Despite the limited guidance available, there is a lot of work for compliance teams to do.
Firstly, they should carry out a mapping exercise with updated risk assessments and look at what existing controls and frameworks are in place within their organisation. As experts in guiding businesses through compliance, we find that employees working in the affected areas usually have a good understanding of what the challenges are and where the organisation should be making improvements.
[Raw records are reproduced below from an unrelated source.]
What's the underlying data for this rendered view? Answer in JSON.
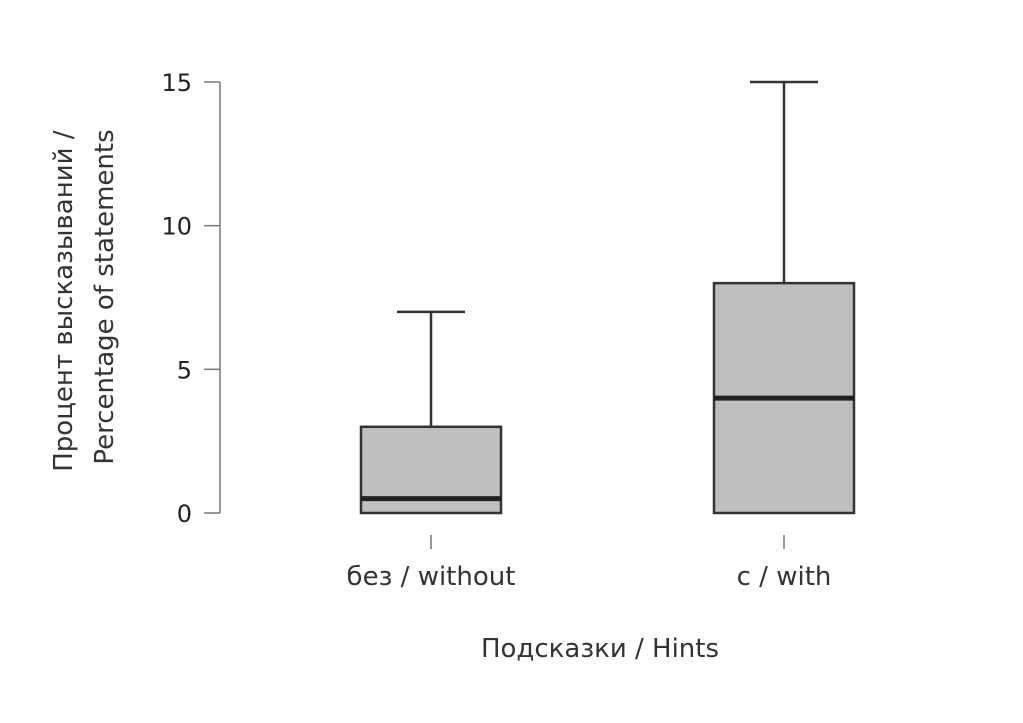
{
  "chart_data": {
    "type": "boxplot",
    "title": "",
    "xlabel": "Подсказки / Hints",
    "ylabel_lines": [
      "Процент высказываний /",
      "Percentage of statements"
    ],
    "ylim": [
      0,
      15
    ],
    "yticks": [
      0,
      5,
      10,
      15
    ],
    "ytick_labels": [
      "0",
      "5",
      "10",
      "15"
    ],
    "categories": [
      "без / without",
      "с / with"
    ],
    "boxes": [
      {
        "category": "без / without",
        "min": 0,
        "q1": 0,
        "median": 0.5,
        "q3": 3,
        "max": 7
      },
      {
        "category": "с / with",
        "min": 0,
        "q1": 0,
        "median": 4,
        "q3": 8,
        "max": 15
      }
    ],
    "grid": false,
    "colors": {
      "box_fill": "#bfbfbf",
      "box_stroke": "#333333",
      "median": "#222222",
      "axis": "#777777",
      "text": "#333333"
    }
  }
}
With this better understanding of the risk picture, teams should then prioritise actions and allocate resources based on the level of risk posed to an organisation.
Basic cyber hygiene, awareness and training are areas that require a lot of work but are vital for resilience. Strong cyber hygiene can help prevent security breaches and stop cybercriminals from installing different types of malwares and stealing personal information. Every employee needs to understand basic cyber hygiene practices and their role in protecting and maintaining the organisation’s IT systems and devices. This will facilitate quicker and more efficient incident responses and provide immediate and effective defences against attacks.
If compliance teams have the time and capacity, implementing the controls of a standard like ISO/IEC 27001 would also be a worthwhile undertaking. We see a lot of new EU legislation encourage organisations to become compliant through EU and international standards. This is the case for NIS 2, which is directly mentioned in article 25.